Han’s next goal is to expand the portfolio. Ideally, he would like to acquire a freehold or a long land lease. Still, these are hard to come by in the industrial sector in Singapore that would make sense for Sabana Industrial REIT’s unitholders. Freehold industrial assets tend to trade at very tight yields.

Sabana Industrial REIT’s size and Singapore portfolio result in its resilience. Because of its relatively smaller size, it has not attempted to acquire assets overseas yet, preferring to wait for the macroeconomic uncertainties and geopolitical dust to settle. Eventually, Han is looking to grow the portfolio via acquisitions, and a developed overseas market would be a consideration. “Some of the best opportunities present themselves when the chips are down. If we acquire it, it will be bite-sized,” he adds.

The Singapore economy appears to be on a surer footing. The Republic’s 3Q2022 GDP grew by 4.4% y-o-y. According to Cushman & Wakefield’s July 2022 report, demand for prime logistics and warehouse space is underpinned by stockpiling demand for goods and food in the near to medium term. Over the longer term, demand from high-value manufacturing and e-commerce.

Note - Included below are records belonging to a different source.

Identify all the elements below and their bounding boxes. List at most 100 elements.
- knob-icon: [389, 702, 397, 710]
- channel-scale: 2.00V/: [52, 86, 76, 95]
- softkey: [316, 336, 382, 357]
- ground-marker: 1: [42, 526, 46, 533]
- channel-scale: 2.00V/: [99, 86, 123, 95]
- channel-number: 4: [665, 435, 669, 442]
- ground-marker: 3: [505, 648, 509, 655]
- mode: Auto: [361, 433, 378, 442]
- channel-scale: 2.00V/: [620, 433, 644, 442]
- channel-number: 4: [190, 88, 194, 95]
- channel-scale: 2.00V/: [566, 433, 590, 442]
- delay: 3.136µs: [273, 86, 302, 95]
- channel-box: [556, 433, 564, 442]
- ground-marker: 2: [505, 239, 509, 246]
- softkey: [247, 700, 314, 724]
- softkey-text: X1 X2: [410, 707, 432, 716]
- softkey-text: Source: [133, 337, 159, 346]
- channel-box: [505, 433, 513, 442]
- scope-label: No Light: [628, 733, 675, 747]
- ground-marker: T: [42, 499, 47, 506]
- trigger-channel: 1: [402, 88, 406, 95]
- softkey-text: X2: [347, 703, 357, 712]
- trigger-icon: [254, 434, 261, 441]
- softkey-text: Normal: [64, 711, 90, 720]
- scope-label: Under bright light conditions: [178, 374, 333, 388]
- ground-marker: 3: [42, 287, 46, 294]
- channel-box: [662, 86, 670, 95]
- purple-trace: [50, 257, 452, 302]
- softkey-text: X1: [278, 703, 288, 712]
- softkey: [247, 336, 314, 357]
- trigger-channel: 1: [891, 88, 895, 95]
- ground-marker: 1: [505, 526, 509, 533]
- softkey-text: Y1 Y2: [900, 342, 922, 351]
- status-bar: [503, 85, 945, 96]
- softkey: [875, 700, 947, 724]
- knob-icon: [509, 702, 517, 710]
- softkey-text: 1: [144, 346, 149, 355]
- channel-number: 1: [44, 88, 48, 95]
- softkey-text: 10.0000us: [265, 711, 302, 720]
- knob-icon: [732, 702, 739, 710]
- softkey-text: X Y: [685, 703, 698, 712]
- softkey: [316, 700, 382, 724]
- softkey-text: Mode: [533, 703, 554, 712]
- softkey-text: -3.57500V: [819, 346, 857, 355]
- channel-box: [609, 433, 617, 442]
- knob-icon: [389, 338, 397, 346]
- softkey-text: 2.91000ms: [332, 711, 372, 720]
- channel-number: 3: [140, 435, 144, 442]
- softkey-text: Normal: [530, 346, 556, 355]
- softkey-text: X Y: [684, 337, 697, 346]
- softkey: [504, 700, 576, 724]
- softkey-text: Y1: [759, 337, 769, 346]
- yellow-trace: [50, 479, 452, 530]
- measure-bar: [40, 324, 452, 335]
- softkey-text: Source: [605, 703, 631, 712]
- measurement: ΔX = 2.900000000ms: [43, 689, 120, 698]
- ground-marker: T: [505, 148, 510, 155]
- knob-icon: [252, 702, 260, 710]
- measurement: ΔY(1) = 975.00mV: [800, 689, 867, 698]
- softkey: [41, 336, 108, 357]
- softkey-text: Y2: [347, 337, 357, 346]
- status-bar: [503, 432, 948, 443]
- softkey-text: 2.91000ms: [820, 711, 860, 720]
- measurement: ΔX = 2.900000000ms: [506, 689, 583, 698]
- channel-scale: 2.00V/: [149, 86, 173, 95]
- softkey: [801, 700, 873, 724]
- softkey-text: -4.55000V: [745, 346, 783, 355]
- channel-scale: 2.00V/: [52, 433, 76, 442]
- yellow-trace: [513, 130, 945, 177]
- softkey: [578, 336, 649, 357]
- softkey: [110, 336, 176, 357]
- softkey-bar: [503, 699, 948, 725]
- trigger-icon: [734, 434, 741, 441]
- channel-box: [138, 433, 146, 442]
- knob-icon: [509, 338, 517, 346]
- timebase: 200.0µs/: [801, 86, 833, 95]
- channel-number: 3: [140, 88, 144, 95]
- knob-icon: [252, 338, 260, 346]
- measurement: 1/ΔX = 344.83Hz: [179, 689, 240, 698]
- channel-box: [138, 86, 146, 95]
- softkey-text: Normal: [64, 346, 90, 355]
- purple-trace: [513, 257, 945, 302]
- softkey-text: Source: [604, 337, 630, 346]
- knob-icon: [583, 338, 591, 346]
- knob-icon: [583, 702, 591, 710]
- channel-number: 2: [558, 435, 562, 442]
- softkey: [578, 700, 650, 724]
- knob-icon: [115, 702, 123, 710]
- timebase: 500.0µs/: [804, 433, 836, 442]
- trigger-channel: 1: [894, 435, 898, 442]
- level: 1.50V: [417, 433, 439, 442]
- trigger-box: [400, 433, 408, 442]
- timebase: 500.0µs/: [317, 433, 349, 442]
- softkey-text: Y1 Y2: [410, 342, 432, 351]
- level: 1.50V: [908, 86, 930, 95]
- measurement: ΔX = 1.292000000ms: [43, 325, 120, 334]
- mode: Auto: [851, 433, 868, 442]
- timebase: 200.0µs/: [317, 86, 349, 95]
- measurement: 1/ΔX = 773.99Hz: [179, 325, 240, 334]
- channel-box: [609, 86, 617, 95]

With a positive outlook for Singapore industrial properties, coupled with the city-state’s haven status, it is perhaps no surprise that Sabana Industrial REIT has attracted a new major unitholder in the form of Swiss company Volare Group AG. Volare has accumulated a 5% stake in Sabana Industrial REIT, announced in August in Singapore Exchange filings. The REIT’s largest unitholder is ESR Cayman Limited, with more than 20%, followed by Quarz Capital Asia (Singapore), with 13%.